When I am reading the book the numbers are spit out so easily but I am just curious of how are those numbers are brought up? Yes I know this is all part of the "analyzing and figuring it out" but I am just looking on some type of direction to start moving so I can practice analyzing deals. I would like to spend an hour a day just practicing and coming up with numbers and figuring out CoCROI.

Do clarify exactly my target market I am interested in Analyzing small multi-family (NJ) homes possibly a duplex since its my first investment and I am trying to gain much experience as I can. Also correct me if I am wrong going about analyzing a down payment. 

Thanks so much guys!

Post: Help with syndication

Paul D.Posted
  • New to Real Estate
  • New Jersey
  • Posts 34
  • Votes 4

Wow! You guys are awesome. This thread helps out so much and clarifies a lot for me.  @Roy N.  you are exactly right. Im sorry for posting the wrong terminology, but yes PRIVATE FINANCING is more what I'm looking to get into. I do not want to go commercial with my first investment.
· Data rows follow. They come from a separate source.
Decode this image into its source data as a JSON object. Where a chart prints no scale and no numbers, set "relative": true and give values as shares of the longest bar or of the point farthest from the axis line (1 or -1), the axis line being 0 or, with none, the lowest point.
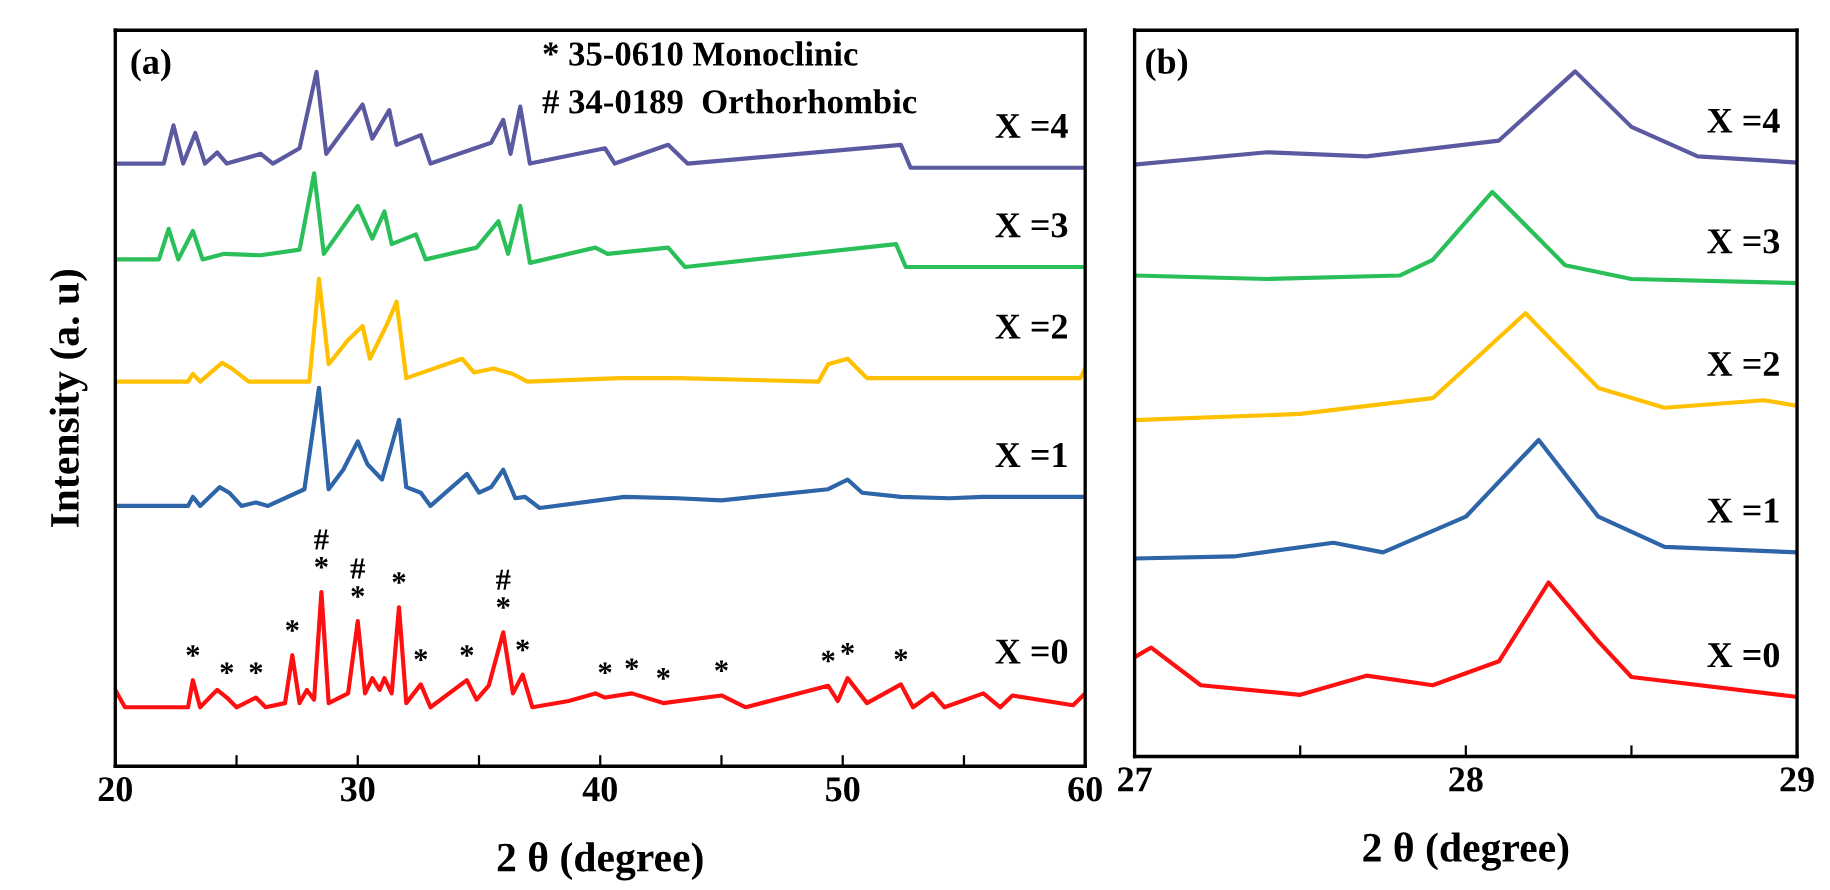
{
  "chart_data": [
    {
      "type": "line",
      "title": "(a)",
      "xlabel": "2 θ (degree)",
      "ylabel": "Intensity (a. u)",
      "relative": true,
      "tick_labels": "x",
      "xlim": [
        20,
        60
      ],
      "xticks": [
        20,
        {
          "value": 25,
          "label": null
        },
        30,
        {
          "value": 35,
          "label": null
        },
        40,
        {
          "value": 45,
          "label": null
        },
        50,
        {
          "value": 55,
          "label": null
        },
        60
      ],
      "series": [
        {
          "name": "X =0",
          "color": "#ff1010",
          "x": [
            20,
            20.4,
            23.0,
            23.2,
            23.5,
            24.2,
            24.6,
            25,
            25.8,
            26.2,
            27.0,
            27.3,
            27.6,
            27.9,
            28.2,
            28.5,
            28.8,
            29.6,
            30.0,
            30.3,
            30.6,
            30.9,
            31.1,
            31.4,
            31.7,
            32.0,
            32.6,
            33.0,
            34.5,
            34.9,
            35.4,
            36.0,
            36.4,
            36.8,
            37.2,
            38.7,
            39.8,
            40.2,
            41.3,
            42.6,
            45.0,
            46,
            49.4,
            49.8,
            50.2,
            51,
            52.4,
            52.9,
            53.7,
            54.2,
            55.8,
            56.5,
            57,
            59.5,
            60
          ],
          "values": [
            0.11,
            0.085,
            0.085,
            0.124,
            0.085,
            0.11,
            0.099,
            0.085,
            0.099,
            0.085,
            0.091,
            0.16,
            0.091,
            0.11,
            0.096,
            0.251,
            0.091,
            0.105,
            0.209,
            0.105,
            0.127,
            0.11,
            0.127,
            0.105,
            0.229,
            0.091,
            0.118,
            0.085,
            0.124,
            0.096,
            0.116,
            0.193,
            0.105,
            0.132,
            0.085,
            0.094,
            0.105,
            0.099,
            0.105,
            0.091,
            0.102,
            0.085,
            0.116,
            0.094,
            0.127,
            0.091,
            0.118,
            0.085,
            0.105,
            0.085,
            0.105,
            0.085,
            0.102,
            0.088,
            0.105
          ]
        },
        {
          "name": "X =1",
          "color": "#2e64a8",
          "x": [
            20,
            23.0,
            23.2,
            23.5,
            24.3,
            24.7,
            25.2,
            25.8,
            26.3,
            27.8,
            28.4,
            28.8,
            29.4,
            30.0,
            30.4,
            31.0,
            31.7,
            32.0,
            32.6,
            33.0,
            34.5,
            35.0,
            35.5,
            36.0,
            36.5,
            36.9,
            37.5,
            41,
            43.2,
            45,
            49.4,
            50.2,
            50.8,
            52.4,
            54.4,
            55.8,
            60
          ],
          "values": [
            0.375,
            0.375,
            0.388,
            0.375,
            0.402,
            0.394,
            0.375,
            0.38,
            0.375,
            0.399,
            0.545,
            0.399,
            0.427,
            0.468,
            0.435,
            0.413,
            0.499,
            0.402,
            0.394,
            0.375,
            0.421,
            0.394,
            0.402,
            0.427,
            0.386,
            0.388,
            0.372,
            0.388,
            0.386,
            0.383,
            0.399,
            0.413,
            0.394,
            0.388,
            0.386,
            0.388,
            0.388
          ]
        },
        {
          "name": "X =2",
          "color": "#ffc000",
          "x": [
            20,
            23.0,
            23.2,
            23.5,
            24.4,
            24.8,
            25.5,
            28.0,
            28.4,
            28.8,
            29.6,
            30.2,
            30.5,
            31.2,
            31.6,
            32.0,
            34.3,
            34.8,
            35.6,
            36.4,
            37,
            40.8,
            43.2,
            49.0,
            49.4,
            50.2,
            51,
            55.4,
            57,
            59.8,
            60
          ],
          "values": [
            0.554,
            0.554,
            0.565,
            0.554,
            0.581,
            0.573,
            0.554,
            0.554,
            0.702,
            0.579,
            0.614,
            0.634,
            0.587,
            0.636,
            0.669,
            0.559,
            0.587,
            0.567,
            0.573,
            0.565,
            0.554,
            0.559,
            0.559,
            0.554,
            0.579,
            0.587,
            0.559,
            0.559,
            0.559,
            0.559,
            0.573
          ]
        },
        {
          "name": "X =3",
          "color": "#2bbf5a",
          "x": [
            20,
            21.8,
            22.2,
            22.6,
            23.2,
            23.6,
            24.5,
            26,
            27.6,
            28.2,
            28.6,
            30.0,
            30.6,
            31.1,
            31.4,
            32.4,
            32.8,
            34.9,
            35.8,
            36.2,
            36.7,
            37.1,
            39.8,
            40.3,
            42.8,
            43.5,
            52.2,
            52.6,
            60
          ],
          "values": [
            0.73,
            0.73,
            0.774,
            0.73,
            0.771,
            0.73,
            0.738,
            0.736,
            0.744,
            0.854,
            0.738,
            0.807,
            0.76,
            0.799,
            0.752,
            0.766,
            0.73,
            0.747,
            0.785,
            0.738,
            0.807,
            0.725,
            0.747,
            0.738,
            0.747,
            0.719,
            0.752,
            0.719,
            0.719
          ]
        },
        {
          "name": "X =4",
          "color": "#5b5aa0",
          "x": [
            20,
            22.0,
            22.4,
            22.8,
            23.3,
            23.7,
            24.2,
            24.6,
            26,
            26.5,
            27.6,
            28.3,
            28.7,
            30.2,
            30.6,
            31.3,
            31.6,
            32.6,
            33,
            35.5,
            36.0,
            36.3,
            36.7,
            37.1,
            40.2,
            40.6,
            42.8,
            43.6,
            52.4,
            52.8,
            60
          ],
          "values": [
            0.868,
            0.868,
            0.923,
            0.868,
            0.912,
            0.868,
            0.884,
            0.868,
            0.882,
            0.868,
            0.89,
            1.0,
            0.882,
            0.953,
            0.904,
            0.945,
            0.895,
            0.909,
            0.868,
            0.898,
            0.931,
            0.882,
            0.95,
            0.868,
            0.89,
            0.868,
            0.895,
            0.868,
            0.895,
            0.862,
            0.862
          ]
        }
      ],
      "annotations": [
        "* 35-0610 Monoclinic",
        "# 34-0189  Orthorhombic",
        {
          "text": "*",
          "x": 23.2,
          "y": 0.124
        },
        {
          "text": "*",
          "x": 24.6,
          "y": 0.099
        },
        {
          "text": "*",
          "x": 25.8,
          "y": 0.099
        },
        {
          "text": "*",
          "x": 27.3,
          "y": 0.16
        },
        {
          "text": "*",
          "x": 28.5,
          "y": 0.251
        },
        {
          "text": "#",
          "x": 28.5,
          "y": 0.251
        },
        {
          "text": "*",
          "x": 30.0,
          "y": 0.209
        },
        {
          "text": "#",
          "x": 30.0,
          "y": 0.209
        },
        {
          "text": "*",
          "x": 31.7,
          "y": 0.229
        },
        {
          "text": "*",
          "x": 32.6,
          "y": 0.118
        },
        {
          "text": "*",
          "x": 34.5,
          "y": 0.124
        },
        {
          "text": "*",
          "x": 36.0,
          "y": 0.193
        },
        {
          "text": "#",
          "x": 36.0,
          "y": 0.193
        },
        {
          "text": "*",
          "x": 36.8,
          "y": 0.132
        },
        {
          "text": "*",
          "x": 40.2,
          "y": 0.099
        },
        {
          "text": "*",
          "x": 41.3,
          "y": 0.105
        },
        {
          "text": "*",
          "x": 42.6,
          "y": 0.091
        },
        {
          "text": "*",
          "x": 45.0,
          "y": 0.102
        },
        {
          "text": "*",
          "x": 49.4,
          "y": 0.116
        },
        {
          "text": "*",
          "x": 50.2,
          "y": 0.127
        },
        {
          "text": "*",
          "x": 52.4,
          "y": 0.118
        }
      ]
    },
    {
      "type": "line",
      "title": "(b)",
      "xlabel": "2 θ (degree)",
      "relative": true,
      "tick_labels": "x",
      "xlim": [
        27,
        29
      ],
      "xticks": [
        27,
        {
          "value": 27.5,
          "label": null
        },
        28,
        {
          "value": 28.5,
          "label": null
        },
        29
      ],
      "series": [
        {
          "name": "X =0",
          "color": "#ff1010",
          "x": [
            27.0,
            27.05,
            27.2,
            27.5,
            27.7,
            27.9,
            28.1,
            28.25,
            28.4,
            28.5,
            29
          ],
          "values": [
            0.145,
            0.159,
            0.104,
            0.09,
            0.118,
            0.104,
            0.139,
            0.254,
            0.168,
            0.116,
            0.087
          ]
        },
        {
          "name": "X =1",
          "color": "#2e64a8",
          "x": [
            27,
            27.3,
            27.6,
            27.75,
            28.0,
            28.22,
            28.4,
            28.6,
            29
          ],
          "values": [
            0.289,
            0.292,
            0.312,
            0.298,
            0.35,
            0.462,
            0.35,
            0.306,
            0.298
          ]
        },
        {
          "name": "X =2",
          "color": "#ffc000",
          "x": [
            27,
            27.5,
            27.9,
            28.18,
            28.4,
            28.6,
            28.9,
            29
          ],
          "values": [
            0.491,
            0.5,
            0.523,
            0.647,
            0.538,
            0.509,
            0.52,
            0.512
          ]
        },
        {
          "name": "X =3",
          "color": "#2bbf5a",
          "x": [
            27,
            27.4,
            27.8,
            27.9,
            28.08,
            28.3,
            28.5,
            29
          ],
          "values": [
            0.702,
            0.697,
            0.702,
            0.725,
            0.824,
            0.717,
            0.697,
            0.691
          ]
        },
        {
          "name": "X =4",
          "color": "#5b5aa0",
          "x": [
            27,
            27.4,
            27.7,
            28.1,
            28.33,
            28.5,
            28.7,
            29
          ],
          "values": [
            0.864,
            0.882,
            0.876,
            0.899,
            1.0,
            0.919,
            0.876,
            0.867
          ]
        }
      ]
    }
  ]
}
I want small multi-family (2-4) and was thinking how I can get some people that I know involved and make sure I give them a fair return and how I would go about doing that. 

     Also figuring numbers out and putting that into my calculation as I am looking into deals. Im trying to overcome this fear I have read so many books and I want to start taking paths of action. Thank you guys once again I appreciate this so much I wish everyone the best of luck. I admire everyone who is involved with real estate and hope to be able to be involved and share my story and experience as well. 

Also thank you @Alina Trigub and @Steeve Breton

@Brian Adams thanks for your suggestion I checked out your podcast today on way to work. Inspiration!